Первобытное неистовство охватило меня – я единственный раз в жизни столкнулся лицом к лицу с человеком моего размера.
– Если бы ты выжил, ты бы стал, как все. Борная кислота. Мотели. Спреи. Ты бы давил нас, расплющивал, вопил. А ведь мы ни капли не навредили твоему виду с того самого дня, как вы свалились на землю.
Я не сдержался. Я ударил его преогромной раздутой голове. Он отскочил. Я ударил его в живот, потом в грудь, тонкую как щепка. Мне нравилось его бить. Я ударил его в закрытый глаз. Веко порвалось, и нога провалилась в глазную впадину.

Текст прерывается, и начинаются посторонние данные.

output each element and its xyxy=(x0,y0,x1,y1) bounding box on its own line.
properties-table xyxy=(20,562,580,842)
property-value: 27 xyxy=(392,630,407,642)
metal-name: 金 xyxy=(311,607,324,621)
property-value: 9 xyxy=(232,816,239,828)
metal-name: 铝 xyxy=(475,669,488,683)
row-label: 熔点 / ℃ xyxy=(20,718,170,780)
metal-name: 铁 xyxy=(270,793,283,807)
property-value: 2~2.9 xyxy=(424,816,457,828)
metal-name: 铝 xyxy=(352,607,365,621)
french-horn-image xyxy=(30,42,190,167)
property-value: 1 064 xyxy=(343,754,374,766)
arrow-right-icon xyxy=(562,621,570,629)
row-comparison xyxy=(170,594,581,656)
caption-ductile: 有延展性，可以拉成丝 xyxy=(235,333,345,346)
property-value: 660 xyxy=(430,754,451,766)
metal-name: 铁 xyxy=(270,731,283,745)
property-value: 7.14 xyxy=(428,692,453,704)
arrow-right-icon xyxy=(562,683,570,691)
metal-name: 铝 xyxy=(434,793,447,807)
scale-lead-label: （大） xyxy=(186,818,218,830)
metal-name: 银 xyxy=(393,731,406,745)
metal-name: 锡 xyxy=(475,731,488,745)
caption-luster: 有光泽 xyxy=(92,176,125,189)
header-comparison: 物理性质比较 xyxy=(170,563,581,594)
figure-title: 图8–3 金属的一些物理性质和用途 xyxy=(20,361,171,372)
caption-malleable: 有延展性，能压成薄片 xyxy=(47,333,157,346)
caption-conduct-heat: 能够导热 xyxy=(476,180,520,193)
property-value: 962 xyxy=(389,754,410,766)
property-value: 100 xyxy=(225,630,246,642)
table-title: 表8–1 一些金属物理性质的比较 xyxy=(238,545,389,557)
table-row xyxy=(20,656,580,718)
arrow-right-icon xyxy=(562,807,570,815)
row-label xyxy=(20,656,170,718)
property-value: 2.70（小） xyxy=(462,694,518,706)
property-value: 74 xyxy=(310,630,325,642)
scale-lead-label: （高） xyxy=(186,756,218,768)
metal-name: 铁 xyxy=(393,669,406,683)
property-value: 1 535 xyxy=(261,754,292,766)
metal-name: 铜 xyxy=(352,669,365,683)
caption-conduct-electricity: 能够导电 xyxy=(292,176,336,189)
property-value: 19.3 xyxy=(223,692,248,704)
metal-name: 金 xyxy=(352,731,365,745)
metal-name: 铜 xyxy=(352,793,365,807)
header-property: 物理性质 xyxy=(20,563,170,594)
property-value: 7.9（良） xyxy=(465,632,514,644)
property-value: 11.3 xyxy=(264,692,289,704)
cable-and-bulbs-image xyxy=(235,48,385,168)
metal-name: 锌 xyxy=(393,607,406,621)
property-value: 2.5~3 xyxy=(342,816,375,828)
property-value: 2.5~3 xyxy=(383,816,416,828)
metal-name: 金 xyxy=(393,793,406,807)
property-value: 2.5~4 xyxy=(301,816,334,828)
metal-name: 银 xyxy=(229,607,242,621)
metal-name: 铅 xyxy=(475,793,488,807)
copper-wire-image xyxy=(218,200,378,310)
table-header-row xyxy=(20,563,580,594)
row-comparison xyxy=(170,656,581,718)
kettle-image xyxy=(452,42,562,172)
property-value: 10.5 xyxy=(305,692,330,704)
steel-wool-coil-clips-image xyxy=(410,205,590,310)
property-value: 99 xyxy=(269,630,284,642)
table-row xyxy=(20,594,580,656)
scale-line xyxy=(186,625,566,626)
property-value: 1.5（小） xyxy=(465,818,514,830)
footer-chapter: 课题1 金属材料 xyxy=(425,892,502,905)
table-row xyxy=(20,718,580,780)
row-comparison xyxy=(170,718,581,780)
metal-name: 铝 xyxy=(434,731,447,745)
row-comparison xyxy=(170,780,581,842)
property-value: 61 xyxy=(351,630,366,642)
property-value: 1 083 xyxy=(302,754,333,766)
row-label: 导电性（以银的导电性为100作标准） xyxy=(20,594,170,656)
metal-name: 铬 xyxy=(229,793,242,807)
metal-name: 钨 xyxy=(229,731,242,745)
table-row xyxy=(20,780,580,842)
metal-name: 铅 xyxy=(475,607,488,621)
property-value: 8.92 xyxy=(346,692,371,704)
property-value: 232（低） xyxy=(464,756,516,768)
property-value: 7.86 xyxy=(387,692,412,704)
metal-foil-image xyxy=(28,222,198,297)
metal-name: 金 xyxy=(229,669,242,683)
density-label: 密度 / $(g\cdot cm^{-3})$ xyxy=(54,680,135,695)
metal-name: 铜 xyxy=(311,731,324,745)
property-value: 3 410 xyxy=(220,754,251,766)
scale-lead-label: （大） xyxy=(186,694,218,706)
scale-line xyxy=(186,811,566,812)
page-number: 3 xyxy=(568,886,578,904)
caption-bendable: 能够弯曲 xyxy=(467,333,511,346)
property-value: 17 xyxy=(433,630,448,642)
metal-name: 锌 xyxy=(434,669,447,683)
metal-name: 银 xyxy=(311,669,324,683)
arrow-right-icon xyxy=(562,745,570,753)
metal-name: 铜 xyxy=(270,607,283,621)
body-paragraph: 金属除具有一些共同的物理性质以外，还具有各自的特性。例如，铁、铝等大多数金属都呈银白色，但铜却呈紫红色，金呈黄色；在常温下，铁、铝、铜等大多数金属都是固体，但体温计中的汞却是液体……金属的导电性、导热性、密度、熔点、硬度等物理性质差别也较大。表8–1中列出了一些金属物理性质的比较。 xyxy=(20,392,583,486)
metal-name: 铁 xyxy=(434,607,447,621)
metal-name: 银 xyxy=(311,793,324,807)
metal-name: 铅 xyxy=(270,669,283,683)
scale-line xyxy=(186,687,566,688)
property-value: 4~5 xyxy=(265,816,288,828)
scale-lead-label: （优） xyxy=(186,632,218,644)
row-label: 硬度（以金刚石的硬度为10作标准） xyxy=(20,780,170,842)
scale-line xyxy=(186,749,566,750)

Какая мерзость. Я уперся остальными ногами ему в лицо и высвободился.
Покрытый синяками и вмятинами, эмбрион дрейфовал по течению, качая головой, будто извиняясь за всех себе подобных.
Я вылез на следующем акведуке. Луч света вывел меня на улицу.
Как прекрасно вновь оказаться на суше. Автобус обдал меня выхлопными газами. Ну и плевать. Зато я высох. Я шел по бордюру. До дома – всего пять кварталов, сообщил мне знак на перекрестке. Я был так счастлив, что не стал дожидаться сумерек.
3Б – кладбище друзей, близких и тех, кто придет за ними. Зачем я вернулся? Я что, недостаточно тут натерпелся? И все же, едва переступив порог, я понял: вот мой истинный дом. Я сделаю все, чтобы его сохранить.
Неделю со дня Провала я избегал колонию и потому не знал, как они восприняли поражение. В коридоре пусто. Я опасался худшего.
Я свернул в столовую и увидел невообразимое зрелище: в ярких лучах солнца, прямо посреди комнаты медленно шествовали сотни граждан. Они двигались с подчеркнутой неспешностью, будто в трансе. Некоторые тащили на спинах бесполезные реликвии – волосы, пыль, щепки; другие опирались на самодельные посохи – на редкость неестественно для шестиногих. Они старались выглядеть еще голоднее и многострадальнее, чем на самом деле. Я и не воображал, что ухудшение наступит так быстро. Я рысью помчался к голове колонны. Самый длинный посох – почти ползубочистки – был у предводителя. Он был самый манерный. Его звали Исход. Я не удивился.
– Ты что делаешь? Куда ты их ведешь? – спросил я.
– Кто ты такой, чтобы спрашивать меня, ты, смердящий так, будто и коза, и корова, и курица взяли тебя и вытерли тобою зады свои?
– Я твой брат. Ты что, не узнаешь?
Его глаза сфокусировались где-то у меня за спиной.
– Если ты один из нас, идем с нами. Если нет, убирайся.
– Руфь с Айрой вернутся через несколько часов. Ты ведешь этих несчастных на верную гибель.
– Я веду их от земли сей в землю хорошую и пространную, где течет молоко и мед.
– В гостиную?
– В землю Хананеев, и Хеттеев, и Амореев, и Ферезеев, и Евеев, и Иевусеев.
– Но, Исход, мы в земле Фишблаттов, и Грубштейнов, и Вейнскоттов, и Тамбеллини. Повсюду смерть.
– Путник! Единственная смерть, что я чувствую, исходит от тебя; ужасающая вонь, как от кабаньего трупа под летним солнцем. Если ты незаслуженно страдал, мне жаль тебя. Но не сбивай с пути мою паству. – Он махнул задней ногой. – Шестьсот тысяч пеших в народе сем.
Я схватил посох, но Исход рванул его на себя. Вера сделала его сильнее.
– Это же просто книга, помнишь? Здесь не Синай, Исход, здесь квартира 3Б. Отведи их назад, умоляю тебя.
Но он упорствовал. В толпе за его спиной я видел множество некогда проницательных и сообразительных друзей. Как же это их сбили с панталыку? Я подошел к Сопле.
– Но почему гостиная? Там же ничего нет. Ты же знаешь. Вас убьют.